Heat is a satisfying bomb of flavor! Pardon my exuberance for all things super spicy and hot – I’m from Texas! You’ll find jalapeños, hot sauce, and all sorts of chili peppers in every “home and restaurant on the range!” When I lived in Dallas, TX, my best girlfriend, Gigi, and I would dine in restaurants and always ask for extra red chili flakes, habanero, or whatever hot Chilies the restaurant had on hand to generously sprinkle on every dish we ordered, from the salad, to the sides, to the main entree. (We would always order several things off the menu and split them—fun memories!) Gigi and I would continuously surprise waiters with our ability to take the heat despite their warnings to be careful. We found that the more we ate super spicy foods, the more tolerant we became. Somehow, these foods helped us feel content and kept us from overeating.  

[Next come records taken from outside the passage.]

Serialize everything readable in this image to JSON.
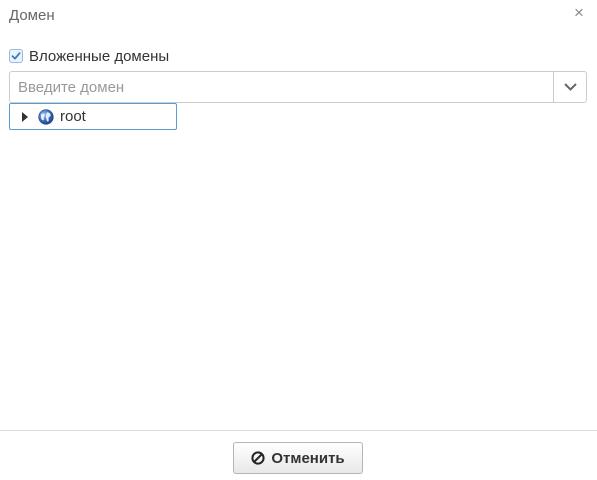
{
  "dialog": {
    "title": "Домен",
    "close_symbol": "×"
  },
  "subdomains_checkbox": {
    "label": "Вложенные домены",
    "checked": true
  },
  "domain_combo": {
    "value": "",
    "placeholder": "Введите домен",
    "toggle_icon": "chevron-down-icon"
  },
  "tree": {
    "nodes": [
      {
        "label": "root",
        "icon": "globe-icon",
        "expanded": false
      }
    ]
  },
  "footer": {
    "cancel_label": "Отменить",
    "cancel_icon": "ban-icon"
  },
  "colors": {
    "focus_border": "#5b9bd5",
    "checkbox_check": "#3a78c9"
  }
}
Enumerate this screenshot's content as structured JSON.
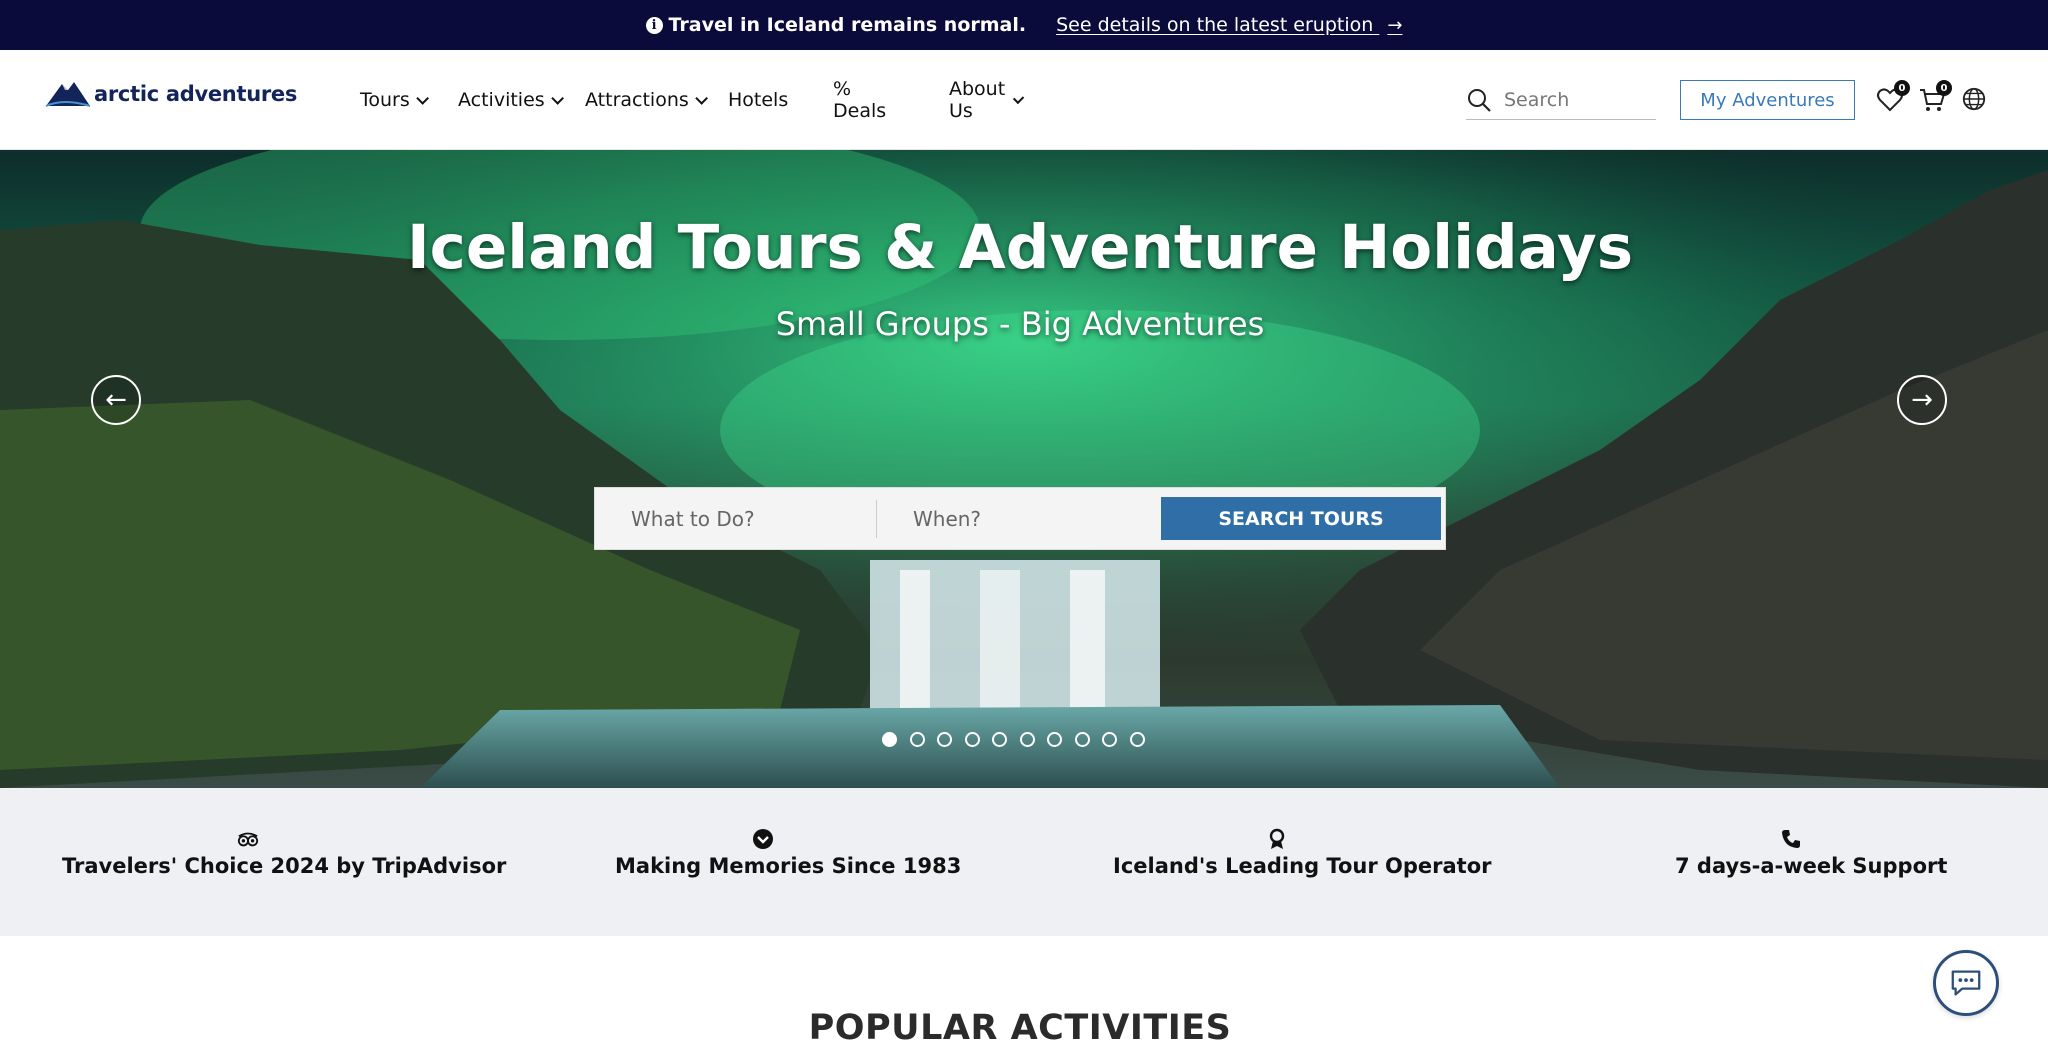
{
  "alert": {
    "text": "Travel in Iceland remains normal.",
    "link": "See details on the latest eruption"
  },
  "brand": {
    "logo_text": "arctic adventures"
  },
  "nav": {
    "tours": "Tours",
    "activities": "Activities",
    "attractions": "Attractions",
    "hotels": "Hotels",
    "deals": "% Deals",
    "about": "About Us"
  },
  "header": {
    "search_placeholder": "Search",
    "my_adventures": "My Adventures",
    "wishlist_count": "0",
    "cart_count": "0"
  },
  "hero": {
    "title": "Iceland Tours & Adventure Holidays",
    "subtitle": "Small Groups - Big Adventures",
    "search_what": "What to Do?",
    "search_when": "When?",
    "search_button": "SEARCH TOURS",
    "slides_total": 10,
    "active_slide": 1
  },
  "features": {
    "f1": "Travelers' Choice 2024 by TripAdvisor",
    "f2": "Making Memories Since 1983",
    "f3": "Iceland's Leading Tour Operator",
    "f4": "7 days-a-week Support"
  },
  "sections": {
    "popular": "POPULAR ACTIVITIES"
  },
  "colors": {
    "alert_bg": "#0b0b3b",
    "accent": "#3a7ab8",
    "search_button": "#2f6ea6",
    "strip_bg": "#eff0f3"
  },
  "icons": [
    "info-icon",
    "arrow-right-icon",
    "chevron-down-icon",
    "search-icon",
    "heart-icon",
    "cart-icon",
    "globe-icon",
    "arrow-left-icon",
    "tripadvisor-icon",
    "check-circle-icon",
    "award-icon",
    "phone-icon",
    "chat-icon"
  ]
}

Fast forward to present day. I live with my husband, Ed, in Santa Monica, CA. I’ve found that most of my friends and family here do not like spicy foods. In fact, Ed says, “I don’t like food that hurts!” As a result, my tolerance for spicy foods has diminished dramatically. However, I still love to add red chili flakes, chipotle peppers, dried, smoky Jalapeños (my personal favorite), as well as chilis de arbol. I learned to use these little bursts of flavor from LA’s revered and award winning chef Suzanne Goin, who uses chili de arbol in almost all of her recipes.  The wonderful world of Chilies is vast; there are dozens upon dozens of types found all over the world, ranging from mild to so dangerously hot that they can literally burn your esophagus. We’ll discuss Chilies, at length, in another article. In the meantime, see if you get a little kick out of Chilies!


Smoke is another Garden of Eydie favorite. We love its ability to bring summertime flavors to your dishes all year ‘round! It’s also the subject of festivals, clubs, organizations and competitions. People are smoking cheese, fruits, nuts, vegetables, and whatever else they can get their hands on. Smoke gives food that extra depth and yumminess – like a warm blanket for your taste buds.

My favorite tool for smoking foods is the Cameron StoveTop Smoker. It’s very inexpensive, easy to use, and elevates your meals to greater heights of happiness! We smoke beans of all sorts to make a smoked white bean hummus or smoked black bean pizza sauce. You can choose from an array of smoking chips like hickory, alder, pecan, apple, and mesquite, just to name a few. You can also use woody herbs like rosemary and thyme to add flavor to the foods you are preparing to smoke. You’ll find many recipes on this site that will teach you how to pack in this unique punch of flavor, which promises to delight you and your guests!

I hope these flavor-enhancing options inspire you on your own journey to health, adding exquisite taste to all of your cooking adventures along the way.